Understanding Range Bars:

  • Range Definition: Each bar represents a defined price movement or range (e.g., 5 points, 10 points, etc.) instead of time intervals.
  • Volatility-Based: Bars form only when price moves by the specified range, filtering out periods of low volatility.
  • Uniformity: Regardless of time, each bar encompasses a fixed price range, offering clearer trend visibility.

Range Bar Trading Strategy Components:

  1. Determining Range Size:
    • Choose an appropriate range size based on the market’s volatility and your trading style. Higher ranges capture more significant price movements but may reduce trade frequency.
  2. Trend Identification:
    • Use multiple range bar charts to identify trends. Higher-range bars can highlight the primary trend, while smaller-range bars can reveal short-term fluctuations.
  3. Entry and Exit Signals:
    • Breakouts: Look for price breakouts above or below the range bar patterns to signal potential entry or exit points.
    • Reversal Patterns: Analyze range bar patterns (like double tops/bottoms) for potential reversal signals.
  4. Risk Management:
    • Set stop-loss orders based on the range bars’ volatility and your risk tolerance.
    • Calculate position sizes relative to each trade’s range, ensuring risk aligns with potential profit.
  5. Backtesting and Optimization:
    • Test the strategy on historical data to evaluate its effectiveness.
    • Optimize range sizes and entry/exit conditions to suit different market conditions.
  6. Continual Monitoring:
    • Monitor range bar patterns and price action for potential changes in market conditions or trends.

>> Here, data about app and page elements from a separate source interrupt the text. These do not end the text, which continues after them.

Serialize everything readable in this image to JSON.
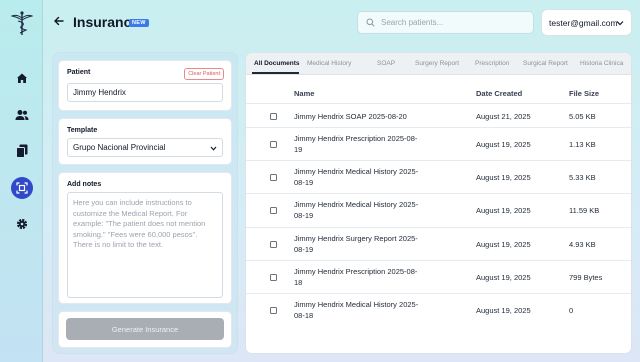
{
  "header": {
    "title": "Insurance",
    "badge": "NEW",
    "search_placeholder": "Search patients...",
    "user_email": "tester@gmail.com"
  },
  "sidebar": {
    "items": [
      {
        "icon": "home-icon"
      },
      {
        "icon": "users-icon"
      },
      {
        "icon": "documents-icon"
      },
      {
        "icon": "scan-icon",
        "active": true
      },
      {
        "icon": "gear-icon"
      }
    ],
    "accent": "#2f49c9"
  },
  "form": {
    "patient_label": "Patient",
    "clear_label": "Clear Patient",
    "patient_value": "Jimmy Hendrix",
    "template_label": "Template",
    "template_value": "Grupo Nacional Provincial",
    "notes_label": "Add notes",
    "notes_placeholder": "Here you can include instructions to customize the Medical Report. For example: \"The patient does not mention smoking.\" \"Fees were 60,000 pesos\". There is no limit to the text.",
    "generate_label": "Generate Insurance"
  },
  "tabs": [
    {
      "label": "All Documents",
      "active": true
    },
    {
      "label": "Medical History"
    },
    {
      "label": "SOAP"
    },
    {
      "label": "Surgery Report"
    },
    {
      "label": "Prescription"
    },
    {
      "label": "Surgical Report"
    },
    {
      "label": "Historia Clinica"
    }
  ],
  "table": {
    "headers": {
      "name": "Name",
      "date": "Date Created",
      "size": "File Size"
    },
    "rows": [
      {
        "name": "Jimmy Hendrix SOAP 2025-08-20",
        "date": "August 21, 2025",
        "size": "5.05 KB"
      },
      {
        "name": "Jimmy Hendrix Prescription 2025-08-19",
        "date": "August 19, 2025",
        "size": "1.13 KB"
      },
      {
        "name": "Jimmy Hendrix Medical History 2025-08-19",
        "date": "August 19, 2025",
        "size": "5.33 KB"
      },
      {
        "name": "Jimmy Hendrix Medical History 2025-08-19",
        "date": "August 19, 2025",
        "size": "11.59 KB"
      },
      {
        "name": "Jimmy Hendrix Surgery Report 2025-08-19",
        "date": "August 19, 2025",
        "size": "4.93 KB"
      },
      {
        "name": "Jimmy Hendrix Prescription 2025-08-18",
        "date": "August 19, 2025",
        "size": "799 Bytes"
      },
      {
        "name": "Jimmy Hendrix Medical History 2025-08-18",
        "date": "August 19, 2025",
        "size": "0"
      }
    ]
  }
}
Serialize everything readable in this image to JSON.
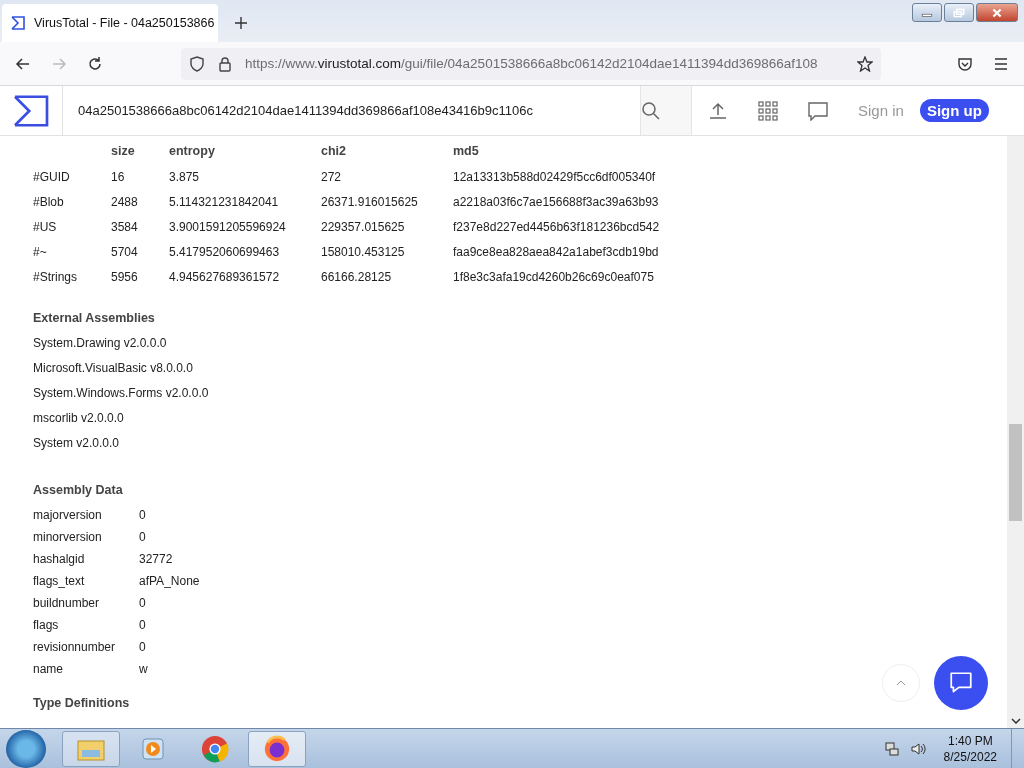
{
  "browser": {
    "tab_title": "VirusTotal - File - 04a250153866",
    "url_prefix": "https://www.",
    "url_domain": "virustotal.com",
    "url_path": "/gui/file/04a2501538666a8bc06142d2104dae1411394dd369866af108"
  },
  "header": {
    "search_value": "04a2501538666a8bc06142d2104dae1411394dd369866af108e43416b9c1106c",
    "sign_in": "Sign in",
    "sign_up": "Sign up"
  },
  "streams": {
    "columns": [
      "",
      "size",
      "entropy",
      "chi2",
      "md5"
    ],
    "rows": [
      [
        "#GUID",
        "16",
        "3.875",
        "272",
        "12a13313b588d02429f5cc6df005340f"
      ],
      [
        "#Blob",
        "2488",
        "5.114321231842041",
        "26371.916015625",
        "a2218a03f6c7ae156688f3ac39a63b93"
      ],
      [
        "#US",
        "3584",
        "3.9001591205596924",
        "229357.015625",
        "f237e8d227ed4456b63f181236bcd542"
      ],
      [
        "#~",
        "5704",
        "5.417952060699463",
        "158010.453125",
        "faa9ce8ea828aea842a1abef3cdb19bd"
      ],
      [
        "#Strings",
        "5956",
        "4.945627689361572",
        "66166.28125",
        "1f8e3c3afa19cd4260b26c69c0eaf075"
      ]
    ]
  },
  "external_assemblies": {
    "title": "External Assemblies",
    "items": [
      "System.Drawing v2.0.0.0",
      "Microsoft.VisualBasic v8.0.0.0",
      "System.Windows.Forms v2.0.0.0",
      "mscorlib v2.0.0.0",
      "System v2.0.0.0"
    ]
  },
  "assembly_data": {
    "title": "Assembly Data",
    "rows": [
      [
        "majorversion",
        "0"
      ],
      [
        "minorversion",
        "0"
      ],
      [
        "hashalgid",
        "32772"
      ],
      [
        "flags_text",
        "afPA_None"
      ],
      [
        "buildnumber",
        "0"
      ],
      [
        "flags",
        "0"
      ],
      [
        "revisionnumber",
        "0"
      ],
      [
        "name",
        "w"
      ]
    ]
  },
  "next_section": {
    "title": "Type Definitions"
  },
  "taskbar": {
    "time": "1:40 PM",
    "date": "8/25/2022"
  }
}
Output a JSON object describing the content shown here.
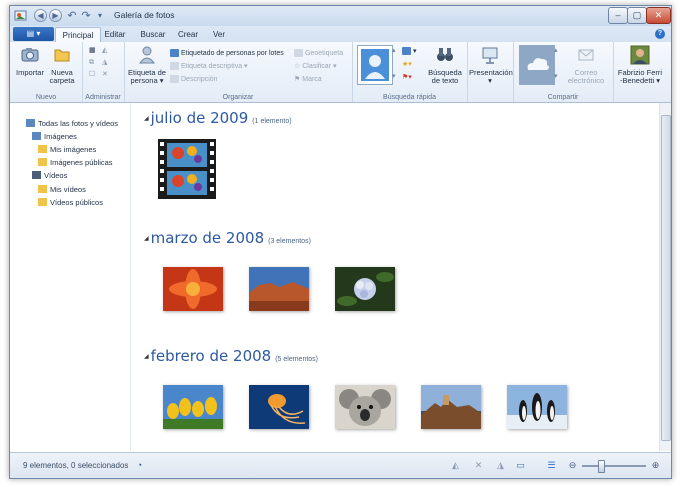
{
  "window": {
    "title": "Galería de fotos"
  },
  "tabs": [
    "Principal",
    "Editar",
    "Buscar",
    "Crear",
    "Ver"
  ],
  "ribbon": {
    "nuevo": {
      "label": "Nuevo",
      "import": "Importar",
      "new_folder_1": "Nueva",
      "new_folder_2": "carpeta"
    },
    "administrar": {
      "label": "Administrar"
    },
    "organizar": {
      "label": "Organizar",
      "people_tag_1": "Etiqueta de",
      "people_tag_2": "persona ▾",
      "tag_people": "Etiquetado de personas por lotes",
      "descriptive_tag": "Etiqueta descriptiva ▾",
      "description": "Descripción",
      "geotag": "Geoetiqueta",
      "rate": "Clasificar ▾",
      "flag": "Marca"
    },
    "busqueda": {
      "label": "Búsqueda rápida",
      "text_search_1": "Búsqueda",
      "text_search_2": "de texto"
    },
    "presentacion": {
      "label": "Presentación ▾"
    },
    "compartir": {
      "label": "Compartir",
      "email_1": "Correo",
      "email_2": "electrónico",
      "user_1": "Fabrizio Ferri",
      "user_2": "-Benedetti ▾"
    }
  },
  "nav": [
    {
      "label": "Todas las fotos y vídeos"
    },
    {
      "label": "Imágenes"
    },
    {
      "label": "Mis imágenes"
    },
    {
      "label": "Imágenes públicas"
    },
    {
      "label": "Vídeos"
    },
    {
      "label": "Mis vídeos"
    },
    {
      "label": "Vídeos públicos"
    }
  ],
  "groups": [
    {
      "title": "julio de 2009",
      "count": "(1 elemento)"
    },
    {
      "title": "marzo de 2008",
      "count": "(3 elementos)"
    },
    {
      "title": "febrero de 2008",
      "count": "(5 elementos)"
    }
  ],
  "status": {
    "text": "9 elementos, 0 seleccionados"
  },
  "colors": {
    "accent": "#2c5aa0",
    "file_button": "#1c55a6",
    "close_button": "#c74a34"
  }
}
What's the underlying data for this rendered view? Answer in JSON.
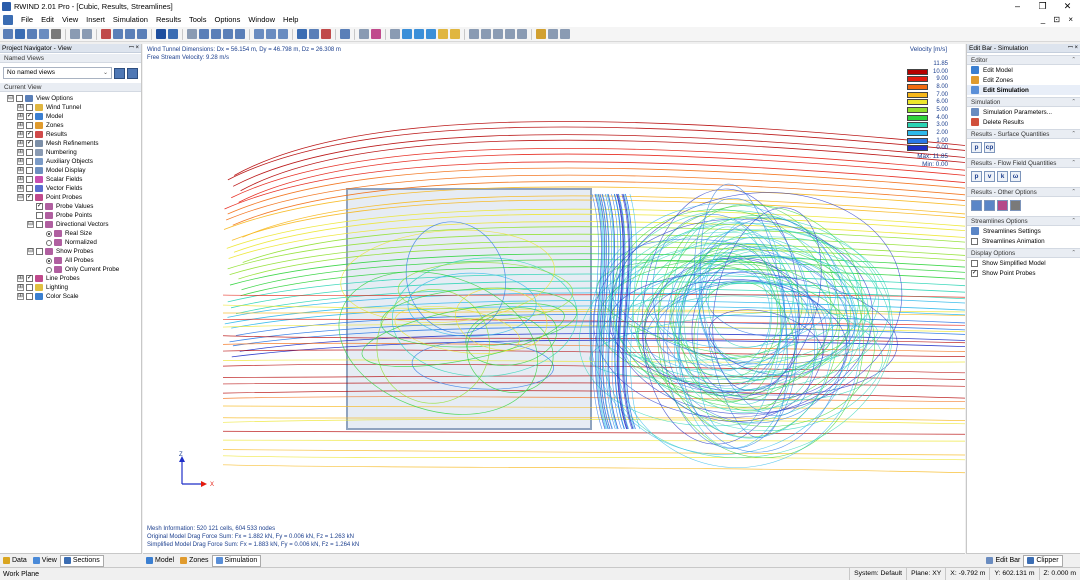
{
  "window": {
    "title": "RWIND 2.01 Pro - [Cubic, Results, Streamlines]",
    "min": "–",
    "max": "❐",
    "close": "✕"
  },
  "menu": {
    "items": [
      "File",
      "Edit",
      "View",
      "Insert",
      "Simulation",
      "Results",
      "Tools",
      "Options",
      "Window",
      "Help"
    ],
    "right": "_ ⊡ ×"
  },
  "navigator": {
    "title": "Project Navigator - View",
    "named_views_header": "Named Views",
    "named_views_value": "No named views",
    "current_view_header": "Current View",
    "tree": [
      {
        "label": "View Options",
        "level": 0,
        "exp": "⊟",
        "cb": "",
        "icon": "#5a7fb8"
      },
      {
        "label": "Wind Tunnel",
        "level": 1,
        "exp": "⊞",
        "cb": "",
        "icon": "#e0b640"
      },
      {
        "label": "Model",
        "level": 1,
        "exp": "⊞",
        "cb": "✓",
        "icon": "#3b7fd1"
      },
      {
        "label": "Zones",
        "level": 1,
        "exp": "⊞",
        "cb": "",
        "icon": "#e09b2e"
      },
      {
        "label": "Results",
        "level": 1,
        "exp": "⊞",
        "cb": "✓",
        "icon": "#d14a4a"
      },
      {
        "label": "Mesh Refinements",
        "level": 1,
        "exp": "⊞",
        "cb": "✓",
        "icon": "#7c8fa8"
      },
      {
        "label": "Numbering",
        "level": 1,
        "exp": "⊞",
        "cb": "",
        "icon": "#8a9bb3"
      },
      {
        "label": "Auxiliary Objects",
        "level": 1,
        "exp": "⊞",
        "cb": "",
        "icon": "#7b9bc7"
      },
      {
        "label": "Model Display",
        "level": 1,
        "exp": "⊞",
        "cb": "",
        "icon": "#6e8fbf"
      },
      {
        "label": "Scalar Fields",
        "level": 1,
        "exp": "⊞",
        "cb": "",
        "icon": "#c94fb0"
      },
      {
        "label": "Vector Fields",
        "level": 1,
        "exp": "⊞",
        "cb": "",
        "icon": "#5a6fd0"
      },
      {
        "label": "Point Probes",
        "level": 1,
        "exp": "⊟",
        "cb": "✓",
        "icon": "#c04a8c"
      },
      {
        "label": "Probe Values",
        "level": 2,
        "exp": "",
        "cb": "✓",
        "icon": "#b05fa0"
      },
      {
        "label": "Probe Points",
        "level": 2,
        "exp": "",
        "cb": "",
        "icon": "#b05fa0"
      },
      {
        "label": "Directional Vectors",
        "level": 2,
        "exp": "⊟",
        "cb": "",
        "icon": "#b05fa0"
      },
      {
        "label": "Real Size",
        "level": 3,
        "exp": "",
        "rad": "on",
        "icon": "#b05fa0"
      },
      {
        "label": "Normalized",
        "level": 3,
        "exp": "",
        "rad": "off",
        "icon": "#b05fa0"
      },
      {
        "label": "Show Probes",
        "level": 2,
        "exp": "⊟",
        "cb": "",
        "icon": "#b05fa0"
      },
      {
        "label": "All Probes",
        "level": 3,
        "exp": "",
        "rad": "on",
        "icon": "#b05fa0"
      },
      {
        "label": "Only Current Probe",
        "level": 3,
        "exp": "",
        "rad": "off",
        "icon": "#b05fa0"
      },
      {
        "label": "Line Probes",
        "level": 1,
        "exp": "⊞",
        "cb": "✓",
        "icon": "#c04a8c"
      },
      {
        "label": "Lighting",
        "level": 1,
        "exp": "⊞",
        "cb": "",
        "icon": "#e0c040"
      },
      {
        "label": "Color Scale",
        "level": 1,
        "exp": "⊞",
        "cb": "",
        "icon": "#3a7fd0"
      }
    ],
    "tabs": [
      "Data",
      "View",
      "Sections"
    ]
  },
  "viewport": {
    "dims": "Wind Tunnel Dimensions: Dx = 56.154 m, Dy = 46.798 m, Dz = 26.308 m",
    "velocity": "Free Stream Velocity: 9.28 m/s",
    "legend_title": "Velocity [m/s]",
    "legend": [
      {
        "v": "11.85",
        "c": ""
      },
      {
        "v": "10.00",
        "c": "#b40000"
      },
      {
        "v": "9.00",
        "c": "#e41b0e"
      },
      {
        "v": "8.00",
        "c": "#f26b10"
      },
      {
        "v": "7.00",
        "c": "#f7b71a"
      },
      {
        "v": "6.00",
        "c": "#ece52a"
      },
      {
        "v": "5.00",
        "c": "#8fe02c"
      },
      {
        "v": "4.00",
        "c": "#2ed33a"
      },
      {
        "v": "3.00",
        "c": "#2ad4b4"
      },
      {
        "v": "2.00",
        "c": "#2cb8ea"
      },
      {
        "v": "1.00",
        "c": "#2a78e6"
      },
      {
        "v": "0.00",
        "c": "#1f2fc8"
      }
    ],
    "max_label": "Max:",
    "max_value": "11.85",
    "min_label": "Min:",
    "min_value": "0.00",
    "mesh_info": "Mesh Information: 520 121 cells, 604 533 nodes",
    "orig_drag": "Original Model Drag Force Sum: Fx = 1.882 kN, Fy = 0.006 kN, Fz = 1.263 kN",
    "simp_drag": "Simplified Model Drag Force Sum: Fx = 1.883 kN, Fy = 0.006 kN, Fz = 1.264 kN",
    "axis_z": "Z",
    "axis_x": "X",
    "tabs": [
      "Model",
      "Zones",
      "Simulation"
    ]
  },
  "editbar": {
    "title": "Edit Bar - Simulation",
    "editor_header": "Editor",
    "editor_items": [
      "Edit Model",
      "Edit Zones",
      "Edit Simulation"
    ],
    "simulation_header": "Simulation",
    "simulation_items": [
      "Simulation Parameters...",
      "Delete Results"
    ],
    "surface_header": "Results - Surface Quantities",
    "surface_btns": [
      "p",
      "cp"
    ],
    "flow_header": "Results - Flow Field Quantities",
    "flow_btns": [
      "p",
      "v",
      "k",
      "ω"
    ],
    "other_header": "Results - Other Options",
    "streamlines_header": "Streamlines Options",
    "streamlines_items": [
      {
        "label": "Streamlines Settings",
        "cb": null
      },
      {
        "label": "Streamlines Animation",
        "cb": ""
      }
    ],
    "display_header": "Display Options",
    "display_items": [
      {
        "label": "Show Simplified Model",
        "cb": ""
      },
      {
        "label": "Show Point Probes",
        "cb": "✓"
      }
    ],
    "tabs": [
      "Edit Bar",
      "Clipper"
    ]
  },
  "status": {
    "left": "Work Plane",
    "system": "System: Default",
    "plane": "Plane: XY",
    "x": "X: -9.792 m",
    "y": "Y: 602.131 m",
    "z": "Z: 0.000 m"
  }
}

Advantages of Range Bar Trading:

  • Reduced Noise: Filters out insignificant price movements.
  • Clearer Trend Identification: Helps identify trends more accurately.
  • Adaptability: Works well in various market conditions.


  • Initial Setting Selection: Determining the right range size can be subjective.
  • Execution Complexity: Requires close monitoring due to fewer but more precise trading signals.


  • Always combine range bar analysis with other technical tools or indicators to validate signals.
  • Practice risk management to protect against potential losses.

Remember, range bar trading requires understanding price action and constant adaptation to changing market dynamics. It’s essential to test and refine the strategy based on your trading preferences and the market’s behavior.